The local form of the placename is Zaravina. Other forms, in particular used by foreigners, such as travellers, include Zarobina, Tsarabina and Tserabina. These variations are due to Latin renderings of the name with β as b and z as ts or to a false etymology linked to the Slavic carь, from cьsarь 'emperor', indicated by the name Kaisarochorion as an interpretation of the toponym recorded by the scholar Panagiotis Aravantinos as Zarovina. The linguist Kostas Oikonomou states these forms should be disregarded for the etymology of the toponym.
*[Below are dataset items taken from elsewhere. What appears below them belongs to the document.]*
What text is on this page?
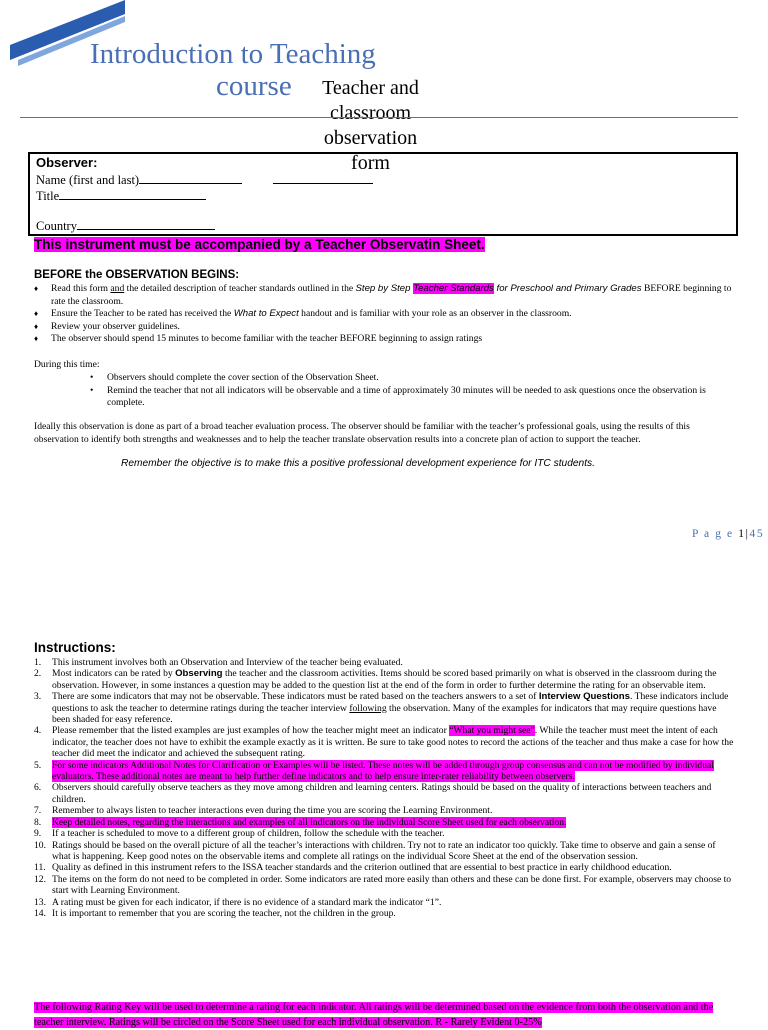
Introduction to Teaching

course	Teacher and classroom observation form
Observer:
Name (first and last)
Title
Country
This instrument must be accompanied by a Teacher Observatin Sheet.
BEFORE the OBSERVATION BEGINS:
♦ Read this form and the detailed description of teacher standards outlined in the Step by Step Teacher Standards for Preschool and Primary Grades BEFORE beginning to rate the classroom.
♦ Ensure the Teacher to be rated has received the What to Expect handout and is familiar with your role as an observer in the classroom.
♦ Review your observer guidelines.
♦ The observer should spend 15 minutes to become familiar with the teacher BEFORE beginning to assign ratings
During this time:
• Observers should complete the cover section of the Observation Sheet.
• Remind the teacher that not all indicators will be observable and a time of approximately 30 minutes will be needed to ask questions once the observation is complete.
Ideally this observation is done as part of a broad teacher evaluation process. The observer should be familiar with the teacher’s professional goals, using the results of this observation to identify both strengths and weaknesses and to help the teacher translate observation results into a concrete plan of action to support the teacher.
Remember the objective is to make this a positive professional development experience for ITC students.
P a g e 1|45
Instructions:
1. This instrument involves both an Observation and Interview of the teacher being evaluated.
2. Most indicators can be rated by Observing the teacher and the classroom activities. Items should be scored based primarily on what is observed in the classroom during the observation. However, in some instances a question may be added to the question list at the end of the form in order to further determine the rating for an observable item.
3. There are some indicators that may not be observable. These indicators must be rated based on the teachers answers to a set of Interview Questions. These indicators include questions to ask the teacher to determine ratings during the teacher interview following the observation. Many of the examples for indicators that may require questions have been shaded for easy reference.
4. Please remember that the listed examples are just examples of how the teacher might meet an indicator “What you might see”. While the teacher must meet the intent of each indicator, the teacher does not have to exhibit the example exactly as it is written. Be sure to take good notes to record the actions of the teacher and thus make a case for how the teacher did meet the indicator and achieved the subsequent rating.
5. For some indicators Additional Notes for Clarification or Examples will be listed. These notes will be added through group consensus and can not be modified by individual evaluators. These additional notes are meant to help further define indicators and to help ensure inter-rater reliability between observers.
6. Observers should carefully observe teachers as they move among children and learning centers. Ratings should be based on the quality of interactions between teachers and children.
7. Remember to always listen to teacher interactions even during the time you are scoring the Learning Environment.
8. Keep detailed notes, regarding the interactions and examples of all indicators on the individual Score Sheet used for each observation.
9. If a teacher is scheduled to move to a different group of children, follow the schedule with the teacher.
10. Ratings should be based on the overall picture of all the teacher’s interactions with children. Try not to rate an indicator too quickly. Take time to observe and gain a sense of what is happening. Keep good notes on the observable items and complete all ratings on the individual Score Sheet at the end of the observation session.
11. Quality as defined in this instrument refers to the ISSA teacher standards and the criterion outlined that are essential to best practice in early childhood education.
12. The items on the form do not need to be completed in order. Some indicators are rated more easily than others and these can be done first. For example, observers may choose to start with Learning Environment.
13. A rating must be given for each indicator, if there is no evidence of a standard mark the indicator “1”.
14. It is important to remember that you are scoring the teacher, not the children in the group.
The following Rating Key will be used to determine a rating for each indicator. All ratings will be determined based on the evidence from both the observation and the teacher interview. Ratings will be circled on the Score Sheet used for each individual observation. R - Rarely Evident 0-25%
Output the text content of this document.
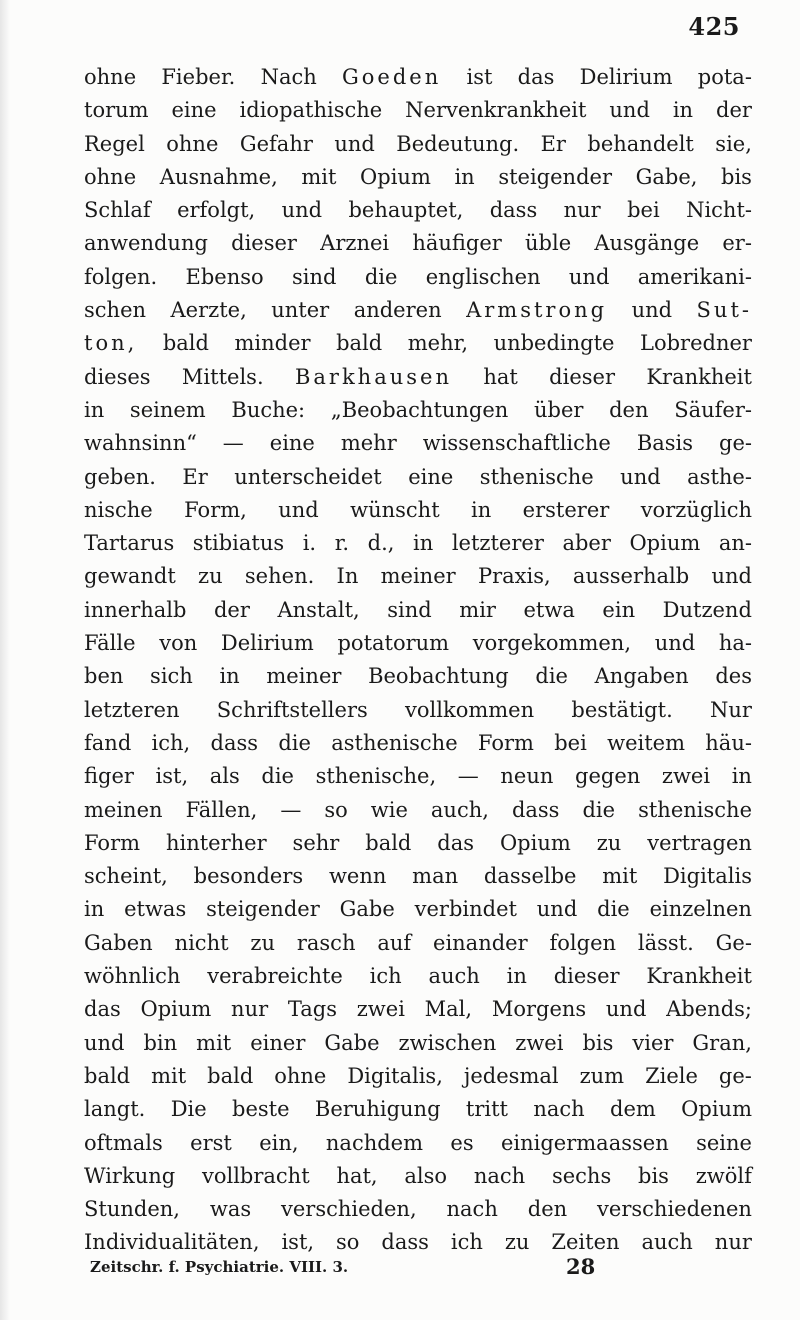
425
ohne Fieber. Nach Goeden ist das Delirium pota-
torum eine idiopathische Nervenkrankheit und in der
Regel ohne Gefahr und Bedeutung. Er behandelt sie,
ohne Ausnahme, mit Opium in steigender Gabe, bis
Schlaf erfolgt, und behauptet, dass nur bei Nicht-
anwendung dieser Arznei häufiger üble Ausgänge er-
folgen. Ebenso sind die englischen und amerikani-
schen Aerzte, unter anderen Armstrong und Sut-
ton, bald minder bald mehr, unbedingte Lobredner
dieses Mittels. Barkhausen hat dieser Krankheit
in seinem Buche: „Beobachtungen über den Säufer-
wahnsinn“ — eine mehr wissenschaftliche Basis ge-
geben. Er unterscheidet eine sthenische und asthe-
nische Form, und wünscht in ersterer vorzüglich
Tartarus stibiatus i. r. d., in letzterer aber Opium an-
gewandt zu sehen. In meiner Praxis, ausserhalb und
innerhalb der Anstalt, sind mir etwa ein Dutzend
Fälle von Delirium potatorum vorgekommen, und ha-
ben sich in meiner Beobachtung die Angaben des
letzteren Schriftstellers vollkommen bestätigt. Nur
fand ich, dass die asthenische Form bei weitem häu-
figer ist, als die sthenische, — neun gegen zwei in
meinen Fällen, — so wie auch, dass die sthenische
Form hinterher sehr bald das Opium zu vertragen
scheint, besonders wenn man dasselbe mit Digitalis
in etwas steigender Gabe verbindet und die einzelnen
Gaben nicht zu rasch auf einander folgen lässt. Ge-
wöhnlich verabreichte ich auch in dieser Krankheit
das Opium nur Tags zwei Mal, Morgens und Abends;
und bin mit einer Gabe zwischen zwei bis vier Gran,
bald mit bald ohne Digitalis, jedesmal zum Ziele ge-
langt. Die beste Beruhigung tritt nach dem Opium
oftmals erst ein, nachdem es einigermaassen seine
Wirkung vollbracht hat, also nach sechs bis zwölf
Stunden, was verschieden, nach den verschiedenen
Individualitäten, ist, so dass ich zu Zeiten auch nur
Zeitschr. f. Psychiatrie. VIII. 3.	28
Zaravina is derived from the form Zarovina, where o became a within the toponym. Both linguists Max Vasmer and Phaedon Malingoudis state the placename is formed from the Slavic prefix za meaning 'behind' and the toponym Rovьna, derived from the Slavic rovъ 'ditch, channel, pit' and the ending ьna, masculine -ьnъ. Oikonomou wrote the village is located behind a lake and aligns with the etymology of the toponym of being behind a pit-like geographical feature, a lake. Alternative etymologies by Vasmer are the toponym is from the Slavic žeravь 'crane', while linguist Yordan Zaimov, referring to the form Tserabina, derives the name from cerъ 'oak', hence cerov-ina meaning 'place of oaks'. Nearby is the Lake of Zaravina, and the Greek word for lake Limni was used for the new name of the village.

== Demographics ==
Some Aromanians settled in the village following the interwar period.